Friday, April 06, 2012

History of Flavor Industry Development

Flavorings are a major category of ingredients intentionally added to food. It is a sensation evoked with a range of technical terms in Greek and Latin.

Their history began when people discovered that components characteristics of the aroma of natural products could be enriched by simple methods.

The known utilization of spices and herbs extends over some 5000 years, starting with the ancient Egyptian. One of spices and herbs functions according to the historical period was the enhancing of food flavour.

The flavour industry has developed only after the past 160 years from small beginnings in companies specializing in the processing and marketing of natural botanicals such as the herbs and spices, vanilla beans, vegetables drugs and the distillation of essential oils and aromatic essences, the isolation of aromatic chemicals from these products and drug extraction.

Systematic development began in the 13th century, when pharmacies started to prepare so-called remedy oils and later recorded the properties and physiological effects of these oils in pharmacopeias.

Many essential oils currently used by perfumes and flavorists were originally prepared by distillation in pharmacies in the 16th and 17th centuries.

It was not until the latter half of the 19th century that chemicals began to realize the flavouring possibilities of synthetic aromatic chemicals.

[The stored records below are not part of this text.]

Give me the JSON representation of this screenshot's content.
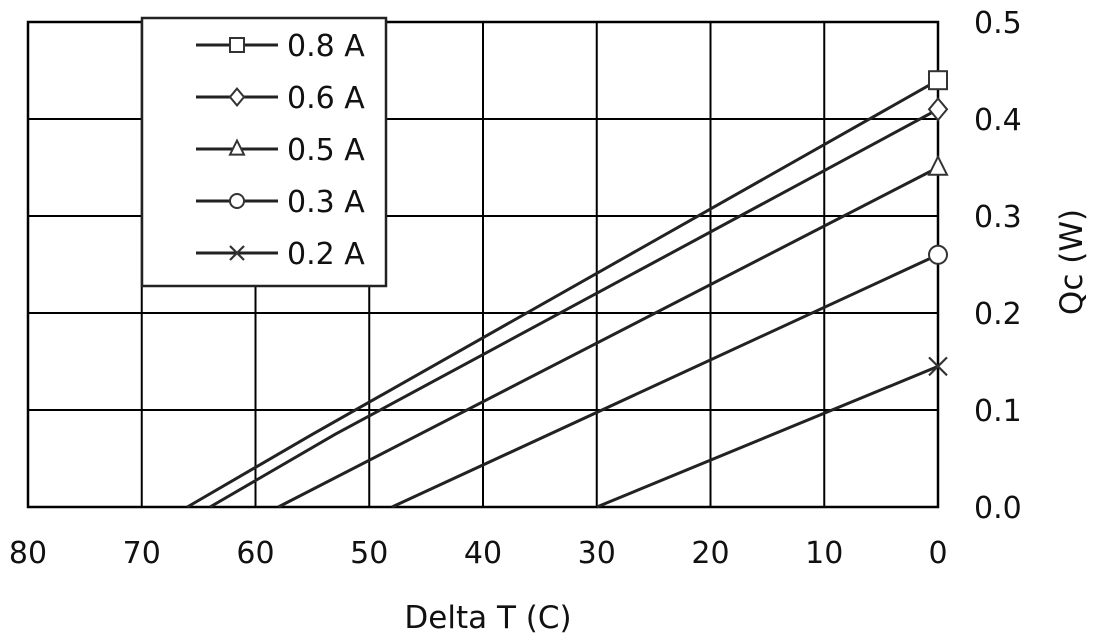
{
  "chart_data": {
    "type": "line",
    "xlabel": "Delta T (C)",
    "ylabel": "Qc (W)",
    "xlim": [
      80,
      0
    ],
    "ylim": [
      0,
      0.5
    ],
    "x_ticks": [
      "80",
      "70",
      "60",
      "50",
      "40",
      "30",
      "20",
      "10",
      "0"
    ],
    "y_ticks": [
      "0.0",
      "0.1",
      "0.2",
      "0.3",
      "0.4",
      "0.5"
    ],
    "x_reversed": true,
    "y_axis_side": "right",
    "grid": true,
    "legend_position": "top-left",
    "series": [
      {
        "name": "0.8 A",
        "marker": "square",
        "points": [
          [
            66,
            0
          ],
          [
            55,
            0.075
          ],
          [
            0,
            0.44
          ]
        ]
      },
      {
        "name": "0.6 A",
        "marker": "diamond",
        "points": [
          [
            64,
            0
          ],
          [
            53,
            0.075
          ],
          [
            0,
            0.41
          ]
        ]
      },
      {
        "name": "0.5 A",
        "marker": "triangle",
        "points": [
          [
            58,
            0
          ],
          [
            0,
            0.35
          ]
        ]
      },
      {
        "name": "0.3 A",
        "marker": "circle",
        "points": [
          [
            48,
            0
          ],
          [
            0,
            0.26
          ]
        ]
      },
      {
        "name": "0.2 A",
        "marker": "x",
        "points": [
          [
            30,
            0
          ],
          [
            0,
            0.145
          ]
        ]
      }
    ]
  }
}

In 1858, vanilla was first crystallized from an alcoholic extract of vanilla beans by Gobley.

Methyl salicylates followed in 1859 as ‘artificial wintergreen oil’ and benzaldehyde in 1870 as ‘artificial butter almond oil’ were synthesized by chemical industry for fruity odor.

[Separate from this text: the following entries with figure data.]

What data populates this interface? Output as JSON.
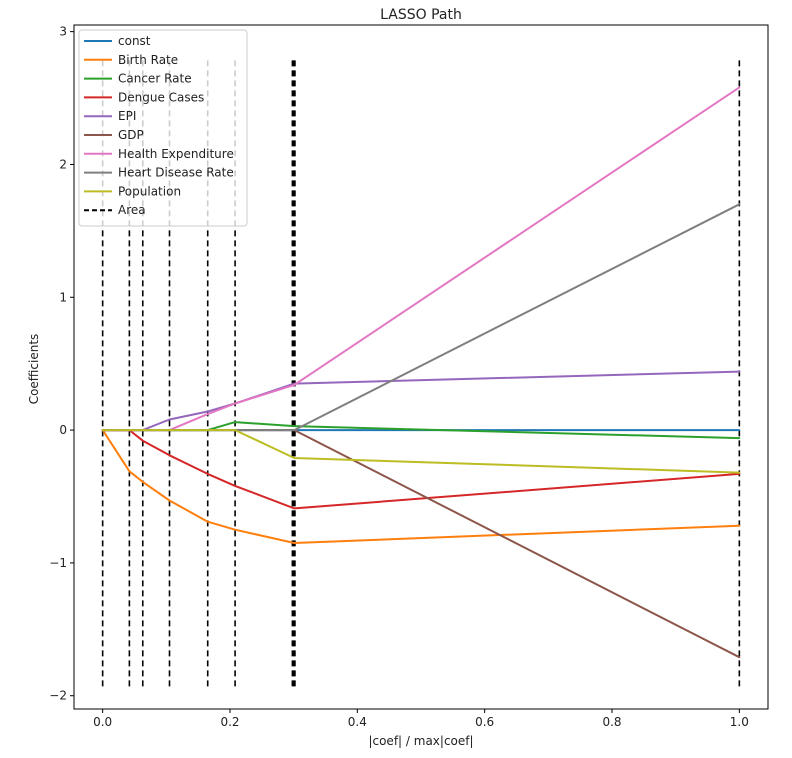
{
  "chart_data": {
    "type": "line",
    "title": "LASSO Path",
    "xlabel": "|coef| / max|coef|",
    "ylabel": "Coefficients",
    "xlim": [
      -0.045,
      1.045
    ],
    "ylim": [
      -2.1,
      3.05
    ],
    "xticks": [
      0.0,
      0.2,
      0.4,
      0.6,
      0.8,
      1.0
    ],
    "xtick_labels": [
      "0.0",
      "0.2",
      "0.4",
      "0.6",
      "0.8",
      "1.0"
    ],
    "yticks": [
      -2,
      -1,
      0,
      1,
      2,
      3
    ],
    "ytick_labels": [
      "−2",
      "−1",
      "0",
      "1",
      "2",
      "3"
    ],
    "grid": false,
    "legend_position": "top-left",
    "x": [
      0.0,
      0.042,
      0.063,
      0.105,
      0.165,
      0.208,
      0.301,
      1.0
    ],
    "series": [
      {
        "name": "const",
        "color": "#1f77b4",
        "values": [
          0,
          0,
          0,
          0,
          0,
          0,
          0,
          0
        ]
      },
      {
        "name": "Birth Rate",
        "color": "#ff7f0e",
        "values": [
          0,
          -0.31,
          -0.39,
          -0.53,
          -0.69,
          -0.75,
          -0.85,
          -0.72
        ]
      },
      {
        "name": "Cancer Rate",
        "color": "#2ca02c",
        "values": [
          0,
          0,
          0,
          0,
          0,
          0.06,
          0.03,
          -0.06
        ]
      },
      {
        "name": "Dengue Cases",
        "color": "#d62728",
        "values": [
          0,
          0,
          -0.08,
          -0.19,
          -0.33,
          -0.42,
          -0.59,
          -0.33
        ]
      },
      {
        "name": "EPI",
        "color": "#9467bd",
        "values": [
          0,
          0,
          0,
          0.08,
          0.14,
          0.2,
          0.35,
          0.44
        ]
      },
      {
        "name": "GDP",
        "color": "#8c564b",
        "values": [
          0,
          0,
          0,
          0,
          0,
          0,
          0,
          -1.71
        ]
      },
      {
        "name": "Health Expenditure",
        "color": "#e377c2",
        "values": [
          0,
          0,
          0,
          0,
          0.12,
          0.2,
          0.34,
          2.58
        ]
      },
      {
        "name": "Heart Disease Rate",
        "color": "#7f7f7f",
        "values": [
          0,
          0,
          0,
          0,
          0,
          0,
          0,
          1.7
        ]
      },
      {
        "name": "Population",
        "color": "#bcbd22",
        "values": [
          0,
          0,
          0,
          0,
          0,
          0,
          -0.21,
          -0.32
        ]
      }
    ],
    "vlines": {
      "name": "Area",
      "color": "#000000",
      "ymin": -1.93,
      "ymax": 2.79,
      "x": [
        0.0,
        0.042,
        0.063,
        0.105,
        0.165,
        0.208,
        0.298,
        0.3,
        0.302,
        1.0
      ]
    }
  }
}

It was 1872 before Charles established its empirical formula and two years later before Tieman and Haarman reported its structure and later Reimer confirmed it by synthesizing vanillin from guaianol.

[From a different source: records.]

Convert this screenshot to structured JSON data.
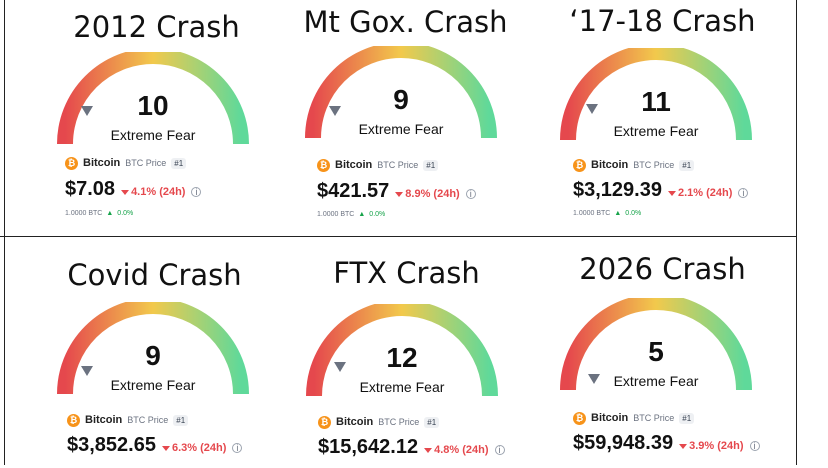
{
  "panels": [
    {
      "title": "2012 Crash",
      "score": "10",
      "label": "Extreme Fear",
      "coin": "Bitcoin",
      "sub": "BTC Price",
      "rank": "#1",
      "price": "$7.08",
      "change": "4.1% (24h)",
      "amount": "1.0000 BTC",
      "delta": "0.0%"
    },
    {
      "title": "Mt Gox. Crash",
      "score": "9",
      "label": "Extreme Fear",
      "coin": "Bitcoin",
      "sub": "BTC Price",
      "rank": "#1",
      "price": "$421.57",
      "change": "8.9% (24h)",
      "amount": "1.0000 BTC",
      "delta": "0.0%"
    },
    {
      "title": "‘17-18 Crash",
      "score": "11",
      "label": "Extreme Fear",
      "coin": "Bitcoin",
      "sub": "BTC Price",
      "rank": "#1",
      "price": "$3,129.39",
      "change": "2.1% (24h)",
      "amount": "1.0000 BTC",
      "delta": "0.0%"
    },
    {
      "title": "Covid Crash",
      "score": "9",
      "label": "Extreme Fear",
      "coin": "Bitcoin",
      "sub": "BTC Price",
      "rank": "#1",
      "price": "$3,852.65",
      "change": "6.3% (24h)"
    },
    {
      "title": "FTX Crash",
      "score": "12",
      "label": "Extreme Fear",
      "coin": "Bitcoin",
      "sub": "BTC Price",
      "rank": "#1",
      "price": "$15,642.12",
      "change": "4.8% (24h)"
    },
    {
      "title": "2026 Crash",
      "score": "5",
      "label": "Extreme Fear",
      "coin": "Bitcoin",
      "sub": "BTC Price",
      "rank": "#1",
      "price": "$59,948.39",
      "change": "3.9% (24h)"
    }
  ],
  "colors": {
    "fear": "#e5484d",
    "neutral": "#f2c94c",
    "greed": "#5fd99a",
    "btc": "#f7931a"
  },
  "icons": {
    "coin": "bitcoin-icon",
    "change": "down-triangle-icon",
    "info": "info-icon",
    "delta": "up-triangle-icon"
  }
}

Tieman and Haarman later founded a company, Haarman and Reimer and started the first industrial production of vanillin.

At about the same time organic chemists were preparing a wide range of highly odorous aromatic chemicals which were later to be of great value to the flavour industry.

The flavor industry emerged in the mid nineteenth century processed foods began to be manufactured on large scale.

In the early part of the twentieth century, Germany’s powerful chemical industry assumed the technological lead in flavour production.

A solution of esters for use as artificial fruit essences were exhibited in a trade fair in London and shortly after were in use in the United States.

In 1869, the first book of artificial flavouring formulations was published anonymously in Philadelphia.

In 1916, Walters manual for the essence industry was released. Its named ‘Manual for the Essence Industry.’ The intermediate period between the late 1950s and the early 1960s, produce major breakthrough in raspberry and strawberry flavors.

Today the industry is dominated by several very large multinational flavour and fragrance companies mainly prime in natural products and/or synthetic chemicals which are used in the compounding of an almost limitless range of flavorings and fragrance products.